Jika kamu pencinta sepak bola pasti kenal dengan penyerang berkebangsaan Mesir yaitu M. Salah. Kepiawaiannya mengolah si kulit bundar membuat ia menjadi pusat perhatian baru setelah selama ini hanya berkutat pada CR7 dan Messi. Lewat skill bermainnya yang begitu apik, ia berhasil menghantarkan klub yang dibelanya yaitu Liverpool FC sampai ke fase final Liga Champion di Kiev Ukraina kemarin (27/5). Kegemilangan pencapaian tersebut bagaikan gula yang membuat para media menyorot fenomena ini, fokusnya adalah Salah.
Fokus tersebut bukan semata-mata hanya pada kemampuan bermain Salah namun juga pada latar belakangnya, Ia seorang muslim. Beramai-ramai media mengambil framing dari segi agama. Memang akhir-akhir ini konten dengan framing agama merupakan konten yang laris manis dikonsumsi, terlebih di media sosial. Ikhwal tersebut tercermin dalam Pilkada DKI, konflik timur tengah, hingga pernyataan seorang politisi tentang āpartai allah dan partai setanā. Berbagai fenomena tersebut menjadikan media sebagai fasilitator euphoria khalayak.

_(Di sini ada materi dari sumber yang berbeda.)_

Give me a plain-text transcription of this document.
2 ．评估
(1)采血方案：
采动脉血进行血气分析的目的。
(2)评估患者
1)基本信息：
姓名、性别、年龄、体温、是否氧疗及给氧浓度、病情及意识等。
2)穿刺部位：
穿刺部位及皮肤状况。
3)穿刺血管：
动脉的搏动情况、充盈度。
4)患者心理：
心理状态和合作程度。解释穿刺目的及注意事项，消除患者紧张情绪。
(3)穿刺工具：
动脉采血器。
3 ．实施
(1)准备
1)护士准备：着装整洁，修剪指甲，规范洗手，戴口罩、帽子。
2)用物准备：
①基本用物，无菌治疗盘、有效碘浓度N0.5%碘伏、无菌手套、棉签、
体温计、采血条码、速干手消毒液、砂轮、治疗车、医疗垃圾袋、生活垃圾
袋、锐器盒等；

Tak heran jika setiap detail dari M. Salah yang berbau islami selalu menjadi konten yang menarik untuk diposting di sosial Media. Salah tak hanya hadir pada akun-akun informasi sepakbola melainkan ia juga hadir di akun dakwah islam. Pesepak bola asal Mesir tersebut digambarkan sebagai āpahlawan umatā di dunia persepakbolaan. Dengan iring-iringan musik islami (now playing deen-assalam) disertai voice over dari penceramah Sekelas Ustad Abdul Somad dan tak ketinggalan potongan video-video selebrasi islami khas Salah, siap upload. Turut meramaikan pula, ustad-ustad yang memiliki banyak jamaah (followers) salah satunya Yusuf Mansur juga memposting tentang Salah.
Fenomena ini hampir sama seperti Jokowi effect pada 2014 lalu namun yang membedakan adalah latar belakangnya. Jokowi effect terjadi karena media mengemas sosok Jokowi sebagai figur yang sederhana dan merakyat (terlepas dari yang menyebutnya pencitraan). Jika momentum puncak dari Salah adalah saat membawa Mesir lolos ke piala Dunia, Jokowi melejit ketika ada mobil ESMK.
Fenomena ini menurut teori framing dari Entman yang melihat framing dalam dua dimensi besar : seleksi isu dan penekanan atau penonjolan aspek-aspek tertentu dari realitas atau isu. Seleksi isu berkaitan dengan pemilihan fakta. Dari realitas yang kompleks dan beragam, aspek mana yang di seleksi untuk ditampilkan.
Salah kini telah mendapat tempat tak hanya bagi penggemar sepak bola namun juga pada umat. Walaupun kenyataannya semalam, ia harus keluar lebih awal karena ulah Sergio Ramos. Penulis masih heran dengan Ramos, ente ga ada takut-takutnya sama umat?